Home Building Enters the 21st Century

Building a home hasn't changed much in the past century. The general contractor orders tons of raw materials. Trucks back up and everything gets dumped at the job site. Soon, subcontractors and framing crews go to work nailing, gluing, and screwing the house together.

It's a process that takes, months or even years, depending on the size of the house. It's also a process that's wasteful--as much as one third of the raw materials purchased to build a conventionally framed house end up in a landfill. Then there's the issue of quality, which can vary greatly through the course of construction, depending on who shows up to the job site on any given day.

"You wouldn't let a car company dump a bunch of materials in your driveway and have people you don't know show up to build you a car in the dust, or rain, or cold," said Tedd Benson, founder and company steward of Bensonwood Homes. "But that's the way homes are built everyday."

Fortunately, something is being done to bring homebuilding into the 21st century. Bensonwood is collaborating with the Massachusetts Institute of Technology House_n Research Consortium, along with several companies in the building industry, in a program called the OPEN Prototype Initiative.

Their goal is to build four prototype homes, deploying advanced designs, materials, systems, and fabrication strategies. The first prototype, called OPEN_1, a three-story 28 ft. by 46 ft. house, was completed in only thirty working days. The house is located in Greenfield, New Hampshire, at Crotched Mountain, a school, hospital, and rehabilitation center. OPEN_1 houses people with brain injuries who are in the process of transitioning back into the general community.

Untangling the Web

Assembly in Bensonwood shopKey to the OPEN Prototype Initiative is "disentanglement," wherein the jumble of items that make up a house--namely the frame, walls, wiring, and plumbing--are separated from each other into separate systems. Disentanglement offers a host of benefits. First, all of the elements are easily accessible for repair, replacement, and reconfiguration. Second, because the house is now configured in separate elements, it can be built in subassemblies. A house that is built on site from 50,000 pieces, often in trying conditions, can be built into about 50 extremely precise subassemblies in a clean, warm shop by career-minded craftspeople.

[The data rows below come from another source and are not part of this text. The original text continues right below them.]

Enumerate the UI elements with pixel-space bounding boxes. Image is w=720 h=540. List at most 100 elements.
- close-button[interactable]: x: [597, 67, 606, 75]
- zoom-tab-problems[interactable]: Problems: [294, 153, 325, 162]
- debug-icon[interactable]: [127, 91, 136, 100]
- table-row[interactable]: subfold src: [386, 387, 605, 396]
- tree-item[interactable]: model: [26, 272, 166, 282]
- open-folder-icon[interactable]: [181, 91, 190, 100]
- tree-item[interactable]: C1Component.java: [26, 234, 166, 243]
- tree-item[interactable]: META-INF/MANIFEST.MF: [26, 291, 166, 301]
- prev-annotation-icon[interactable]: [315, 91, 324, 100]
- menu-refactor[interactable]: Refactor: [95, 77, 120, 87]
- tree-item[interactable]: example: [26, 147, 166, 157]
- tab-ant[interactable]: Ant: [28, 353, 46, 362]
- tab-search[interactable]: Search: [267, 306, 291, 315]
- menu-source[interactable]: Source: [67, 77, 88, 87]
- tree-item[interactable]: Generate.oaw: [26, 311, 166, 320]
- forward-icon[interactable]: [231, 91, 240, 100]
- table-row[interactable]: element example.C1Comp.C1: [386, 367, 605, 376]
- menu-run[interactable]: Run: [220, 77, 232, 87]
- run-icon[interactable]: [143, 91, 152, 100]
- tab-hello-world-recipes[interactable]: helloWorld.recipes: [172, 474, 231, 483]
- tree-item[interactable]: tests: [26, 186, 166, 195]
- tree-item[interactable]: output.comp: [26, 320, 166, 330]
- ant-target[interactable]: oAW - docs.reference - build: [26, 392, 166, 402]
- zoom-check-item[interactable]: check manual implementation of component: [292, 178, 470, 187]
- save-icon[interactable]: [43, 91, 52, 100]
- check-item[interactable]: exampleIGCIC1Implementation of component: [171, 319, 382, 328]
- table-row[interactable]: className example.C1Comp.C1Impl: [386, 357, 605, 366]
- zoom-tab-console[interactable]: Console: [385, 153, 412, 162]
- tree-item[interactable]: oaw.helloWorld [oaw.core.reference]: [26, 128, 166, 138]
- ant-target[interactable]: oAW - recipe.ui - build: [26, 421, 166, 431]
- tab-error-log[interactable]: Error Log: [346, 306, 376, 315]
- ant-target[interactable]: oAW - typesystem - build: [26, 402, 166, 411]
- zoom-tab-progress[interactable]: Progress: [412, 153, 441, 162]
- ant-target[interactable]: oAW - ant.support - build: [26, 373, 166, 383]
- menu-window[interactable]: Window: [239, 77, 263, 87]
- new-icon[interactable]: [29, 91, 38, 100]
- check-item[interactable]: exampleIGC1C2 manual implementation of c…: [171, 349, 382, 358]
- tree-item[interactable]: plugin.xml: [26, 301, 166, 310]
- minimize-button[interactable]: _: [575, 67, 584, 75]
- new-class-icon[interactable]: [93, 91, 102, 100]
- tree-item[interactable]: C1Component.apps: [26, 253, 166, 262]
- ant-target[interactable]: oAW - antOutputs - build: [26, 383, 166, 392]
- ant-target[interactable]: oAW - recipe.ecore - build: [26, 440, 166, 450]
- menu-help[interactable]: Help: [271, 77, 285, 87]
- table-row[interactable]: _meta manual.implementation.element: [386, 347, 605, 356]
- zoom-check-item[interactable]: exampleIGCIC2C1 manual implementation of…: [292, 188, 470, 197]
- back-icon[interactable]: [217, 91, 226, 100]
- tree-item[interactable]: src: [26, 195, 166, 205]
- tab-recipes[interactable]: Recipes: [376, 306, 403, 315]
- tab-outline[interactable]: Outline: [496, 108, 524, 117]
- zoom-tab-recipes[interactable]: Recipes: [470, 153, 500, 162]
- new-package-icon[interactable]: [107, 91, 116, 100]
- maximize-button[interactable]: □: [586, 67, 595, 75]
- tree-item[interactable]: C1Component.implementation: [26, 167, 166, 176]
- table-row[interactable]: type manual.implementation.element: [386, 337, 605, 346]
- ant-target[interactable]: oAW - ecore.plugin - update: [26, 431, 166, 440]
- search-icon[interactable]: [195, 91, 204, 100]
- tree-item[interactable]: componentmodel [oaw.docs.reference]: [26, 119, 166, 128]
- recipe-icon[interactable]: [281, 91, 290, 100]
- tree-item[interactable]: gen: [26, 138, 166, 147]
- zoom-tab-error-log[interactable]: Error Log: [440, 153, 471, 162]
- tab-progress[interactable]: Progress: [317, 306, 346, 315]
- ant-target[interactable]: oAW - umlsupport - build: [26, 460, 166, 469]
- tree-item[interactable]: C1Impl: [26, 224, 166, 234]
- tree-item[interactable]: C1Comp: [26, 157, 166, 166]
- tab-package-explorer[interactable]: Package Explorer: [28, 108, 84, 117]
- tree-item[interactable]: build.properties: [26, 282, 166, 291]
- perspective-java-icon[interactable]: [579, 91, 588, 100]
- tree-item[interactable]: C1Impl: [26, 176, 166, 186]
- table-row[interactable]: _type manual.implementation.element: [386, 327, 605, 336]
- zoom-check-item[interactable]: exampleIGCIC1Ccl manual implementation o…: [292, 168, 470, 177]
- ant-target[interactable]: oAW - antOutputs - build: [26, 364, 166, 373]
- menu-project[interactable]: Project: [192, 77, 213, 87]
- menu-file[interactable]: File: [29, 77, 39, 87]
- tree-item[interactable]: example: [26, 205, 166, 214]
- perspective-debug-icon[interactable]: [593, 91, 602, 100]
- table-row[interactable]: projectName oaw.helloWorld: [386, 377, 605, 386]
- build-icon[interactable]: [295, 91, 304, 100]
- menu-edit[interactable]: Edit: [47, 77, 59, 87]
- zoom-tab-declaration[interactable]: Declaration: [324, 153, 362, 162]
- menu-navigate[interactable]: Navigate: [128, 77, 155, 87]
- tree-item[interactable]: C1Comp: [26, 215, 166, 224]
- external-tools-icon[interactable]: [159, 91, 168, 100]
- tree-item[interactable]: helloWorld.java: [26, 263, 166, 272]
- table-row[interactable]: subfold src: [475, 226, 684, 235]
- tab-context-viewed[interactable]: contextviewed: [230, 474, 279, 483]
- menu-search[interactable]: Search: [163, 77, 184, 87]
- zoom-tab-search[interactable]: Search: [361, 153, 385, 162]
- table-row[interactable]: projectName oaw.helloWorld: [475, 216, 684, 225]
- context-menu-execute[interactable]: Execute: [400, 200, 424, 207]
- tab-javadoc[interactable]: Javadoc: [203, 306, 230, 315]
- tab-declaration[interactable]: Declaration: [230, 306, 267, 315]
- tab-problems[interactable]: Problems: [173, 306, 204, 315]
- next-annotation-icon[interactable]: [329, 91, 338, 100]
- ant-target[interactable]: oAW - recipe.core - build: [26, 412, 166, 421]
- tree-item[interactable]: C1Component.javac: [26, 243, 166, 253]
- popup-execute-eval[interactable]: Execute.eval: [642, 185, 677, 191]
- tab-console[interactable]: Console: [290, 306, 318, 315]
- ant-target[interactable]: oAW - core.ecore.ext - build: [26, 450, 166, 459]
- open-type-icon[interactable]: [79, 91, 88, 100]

"We're already doing a lot of disentanglement," Benson said of the OpenBuilt® homes they currently offer. Indeed, the walls and roof of a Bensonwood home are attached to the timber frame, while wiring, ducting, and plumbing run neatly through chases and a large second floor space that is easily accessible. A Bensonwood timberframe is built in the shop and then quickly assembled on site. The same is true of the insulated panels. They have windows, wallboard and even wainscoting installed at the shop, before they're shipped to the job site, where they're quickly raised into position by crane.

Going Forward

OPEN_1 takes the current Bensonwood process forward by an order of magnitude. "We built the OPEN_1 Prototype into forty subassemblies at our shop," Benson explained. Wiring was preinstalled with prototype plugs to allow the wiring in each subassembly to connect to the entire house. The plumbing was run in a central "core" subassembly.

Core Wall detail

Interior portions of the walls were already finished and painted and exterior siding was also installed and painted on each subassembly. Because the subassemblies were built with extreme precision using computer-aided design and manufacturing, it was simply a matter of flying them into position and attaching them together at the site. When the OPEN_1 was completed, the total construction waste on the site fit into two thirty-gallon trashcans.

More Innovation

The schedule calls for a new OPEN Prototype Initiative house to go up every 18 months. OPEN_2 is likely to be a single-family home with flexible interior spaces, made possible by moveable walls that snap into place. "You'll be able to move everything around like Legos," Benson explained.

With baby boomers aging and more likely to stay in one place, the ability to easily reconfigure a home when children move out or someone can no longer climb stairs, will no doubt be a welcome offering.